When we have a SOM model we are happy with, Hierarchical Clustering allows us to condense the grid into a smaller number of clusters for further evaluation. Clustering is performed over the node codebooks, after which a number of clusters are selected. Note that one can use the nodes in the SOM as the clustering, but generally, based on the number of samples you train the model with, a SOM grid contains too many nodes to be useful.
The process by which the modelling was undertaken is depicted in figure 4.
As can be seen from figure 4, the Python script initiates everything and uses the results from the SQL and R calls.
This approach was taken primarily due to my own limitations in R programming; I am far more comfortable developing in Python and know my Python code will be more efficient than my R code purely due to proficiency.
My selection of R and the Kohonen package was based on my research into a suitable implementation of SOM to use. kohonen has an implementation called SuperSOM, which is a multi-layered SOM that gets trains each layer separately, that I thought would be ideal for temporal features in the source data (e.g. layer one = features at t1, layer 2 = features at t2 etc).
Finally, the data set was not big by any stretch so whilst training a SOM can be a compute-intensive task, in this case, anything more than a decent laptop was not required – on my i7 laptop, training of the SuperSOM took only 3 seconds to run 80 iterations against ~5,000 samples.
Both Quantisation Error (QE) and Topological Error (TE) were used to evaluate the quality of the model where;
QE = the mean distance from node samples to the node codebook. A low QE ensures that the node codebook is close to the samples allocated to it.
TE = the mean distance to a node’s nearest node. A low TE means that similar nodes are positioned close to each other on the grid.
TE is particularly imported in our case as we wish to cluster the result. Non-contiguous clusters are a side effect of having a relatively high TE.
The clustering was used to create data exemplars around which monitoring was developed to understand and changes in the population mix.

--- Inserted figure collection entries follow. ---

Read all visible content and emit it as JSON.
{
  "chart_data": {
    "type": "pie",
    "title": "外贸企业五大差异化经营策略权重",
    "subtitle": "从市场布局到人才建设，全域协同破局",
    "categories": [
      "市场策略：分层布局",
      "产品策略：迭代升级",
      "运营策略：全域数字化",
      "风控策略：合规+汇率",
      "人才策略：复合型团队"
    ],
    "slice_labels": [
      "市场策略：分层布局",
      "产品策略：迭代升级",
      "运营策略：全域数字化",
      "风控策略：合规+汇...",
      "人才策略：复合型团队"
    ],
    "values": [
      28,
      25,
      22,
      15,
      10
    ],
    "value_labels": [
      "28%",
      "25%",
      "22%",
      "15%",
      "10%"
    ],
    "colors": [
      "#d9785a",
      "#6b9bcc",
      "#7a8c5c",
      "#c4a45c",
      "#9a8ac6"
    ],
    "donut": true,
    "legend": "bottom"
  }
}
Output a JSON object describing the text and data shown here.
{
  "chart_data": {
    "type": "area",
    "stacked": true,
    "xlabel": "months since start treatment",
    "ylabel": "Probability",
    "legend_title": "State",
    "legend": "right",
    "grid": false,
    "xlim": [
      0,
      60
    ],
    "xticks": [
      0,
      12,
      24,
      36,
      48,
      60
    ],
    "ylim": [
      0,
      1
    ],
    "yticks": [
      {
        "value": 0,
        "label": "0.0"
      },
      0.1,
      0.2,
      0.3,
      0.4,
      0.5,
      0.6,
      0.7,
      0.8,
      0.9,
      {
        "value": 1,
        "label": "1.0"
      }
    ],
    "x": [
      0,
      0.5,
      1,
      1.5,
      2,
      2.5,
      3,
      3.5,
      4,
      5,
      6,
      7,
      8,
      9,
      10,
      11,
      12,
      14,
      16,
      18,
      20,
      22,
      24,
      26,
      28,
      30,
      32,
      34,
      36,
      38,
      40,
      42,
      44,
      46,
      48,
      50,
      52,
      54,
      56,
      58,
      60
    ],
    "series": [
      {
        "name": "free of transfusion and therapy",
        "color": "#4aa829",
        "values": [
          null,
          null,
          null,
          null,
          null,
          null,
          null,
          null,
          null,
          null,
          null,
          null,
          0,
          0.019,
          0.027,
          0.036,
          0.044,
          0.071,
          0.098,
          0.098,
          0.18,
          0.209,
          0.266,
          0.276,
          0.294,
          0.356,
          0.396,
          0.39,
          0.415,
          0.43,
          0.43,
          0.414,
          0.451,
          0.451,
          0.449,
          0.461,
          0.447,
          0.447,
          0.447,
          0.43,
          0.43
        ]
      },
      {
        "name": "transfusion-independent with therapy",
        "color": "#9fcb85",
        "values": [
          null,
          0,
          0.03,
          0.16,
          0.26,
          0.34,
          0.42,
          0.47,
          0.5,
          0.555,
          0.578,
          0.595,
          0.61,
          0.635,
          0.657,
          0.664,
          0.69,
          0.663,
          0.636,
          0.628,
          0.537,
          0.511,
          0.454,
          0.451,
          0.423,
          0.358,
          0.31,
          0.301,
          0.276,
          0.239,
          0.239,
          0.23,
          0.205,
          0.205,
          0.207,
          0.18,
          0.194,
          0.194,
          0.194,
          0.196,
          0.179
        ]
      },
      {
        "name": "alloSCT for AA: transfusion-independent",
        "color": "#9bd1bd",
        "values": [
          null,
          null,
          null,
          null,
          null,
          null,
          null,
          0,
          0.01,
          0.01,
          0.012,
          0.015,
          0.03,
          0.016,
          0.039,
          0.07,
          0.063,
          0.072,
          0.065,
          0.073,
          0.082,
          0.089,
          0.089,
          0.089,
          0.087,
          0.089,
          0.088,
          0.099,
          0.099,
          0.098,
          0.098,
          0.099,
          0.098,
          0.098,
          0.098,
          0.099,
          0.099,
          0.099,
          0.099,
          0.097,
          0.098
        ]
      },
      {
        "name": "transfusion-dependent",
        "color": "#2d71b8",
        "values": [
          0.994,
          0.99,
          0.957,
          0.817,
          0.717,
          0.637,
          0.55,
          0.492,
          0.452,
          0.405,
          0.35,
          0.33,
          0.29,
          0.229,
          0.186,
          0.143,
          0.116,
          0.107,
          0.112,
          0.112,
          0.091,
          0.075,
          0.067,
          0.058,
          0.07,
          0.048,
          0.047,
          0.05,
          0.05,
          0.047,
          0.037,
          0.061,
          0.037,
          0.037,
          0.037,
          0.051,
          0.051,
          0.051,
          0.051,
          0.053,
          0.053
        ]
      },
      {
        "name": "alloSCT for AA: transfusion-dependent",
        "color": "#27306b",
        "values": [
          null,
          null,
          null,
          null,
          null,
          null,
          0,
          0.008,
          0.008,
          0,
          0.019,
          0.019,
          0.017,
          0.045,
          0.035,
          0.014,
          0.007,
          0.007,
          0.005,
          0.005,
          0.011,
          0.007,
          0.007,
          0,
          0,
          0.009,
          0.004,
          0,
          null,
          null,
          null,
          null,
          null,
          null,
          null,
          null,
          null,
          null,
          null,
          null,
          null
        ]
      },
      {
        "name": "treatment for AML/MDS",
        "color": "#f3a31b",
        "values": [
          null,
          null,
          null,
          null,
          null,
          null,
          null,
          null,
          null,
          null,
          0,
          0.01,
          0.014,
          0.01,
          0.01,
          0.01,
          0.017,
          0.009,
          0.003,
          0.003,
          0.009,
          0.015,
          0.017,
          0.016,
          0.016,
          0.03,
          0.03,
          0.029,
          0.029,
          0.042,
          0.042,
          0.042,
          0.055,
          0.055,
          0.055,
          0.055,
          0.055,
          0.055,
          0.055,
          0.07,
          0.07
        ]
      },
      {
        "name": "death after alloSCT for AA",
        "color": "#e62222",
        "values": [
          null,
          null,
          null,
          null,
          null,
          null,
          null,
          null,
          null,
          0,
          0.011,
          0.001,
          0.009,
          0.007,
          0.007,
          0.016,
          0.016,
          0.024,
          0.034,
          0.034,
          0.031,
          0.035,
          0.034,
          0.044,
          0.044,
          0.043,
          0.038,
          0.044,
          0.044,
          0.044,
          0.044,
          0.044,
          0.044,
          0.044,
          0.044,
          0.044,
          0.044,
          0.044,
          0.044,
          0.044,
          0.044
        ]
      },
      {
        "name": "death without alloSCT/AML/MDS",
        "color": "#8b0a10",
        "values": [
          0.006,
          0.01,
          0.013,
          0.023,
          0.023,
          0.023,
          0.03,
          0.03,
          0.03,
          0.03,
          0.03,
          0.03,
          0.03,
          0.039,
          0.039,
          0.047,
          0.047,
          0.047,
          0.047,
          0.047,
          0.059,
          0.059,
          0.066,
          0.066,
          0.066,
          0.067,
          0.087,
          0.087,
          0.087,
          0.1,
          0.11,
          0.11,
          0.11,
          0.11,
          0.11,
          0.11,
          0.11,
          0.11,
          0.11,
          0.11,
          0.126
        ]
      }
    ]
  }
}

Interventions could be focused on the relevant sub-population based on the dominant features of the samples in that group (ie if group “A” is a high-cost group, and feature “X” was particularly dominant how can we influence this feature to move the sample into a lower cost group). It is for this targeting reason that marketing has been a large user of clustering historically.
New samples can be allocated to a cluster by find first allocating them to the nearest node, then assigned the cluster id of the node.
Other Use Cases
Marketing: To group customers based on buying habits, product type purchases, purchase value etc to tailor marketing activities and/or focus on higher value customers.
Customer Service: Triage call types based on historical interactions into high/medium/low priority or risk.
Government: Understanding the demographics of users of services in order to better tailor customer experience
SOM uses random initialisation, therefore to get repeatable results a seed needs to be set;
Min-max scaling between 0 and 1 was used given the presence of binary variables;
In a single som scenario, one can just do dist(som$codes) to get a distance matrix for clustering purposes, but for superstorm, we need to handle the layers. So a function was created to calculate the average weighted distance across layers to output as the distance matrix. The weighting was based on layer weight and also node distance (ie the further the node away from each other the higher the weighting) to form contiguous clusters.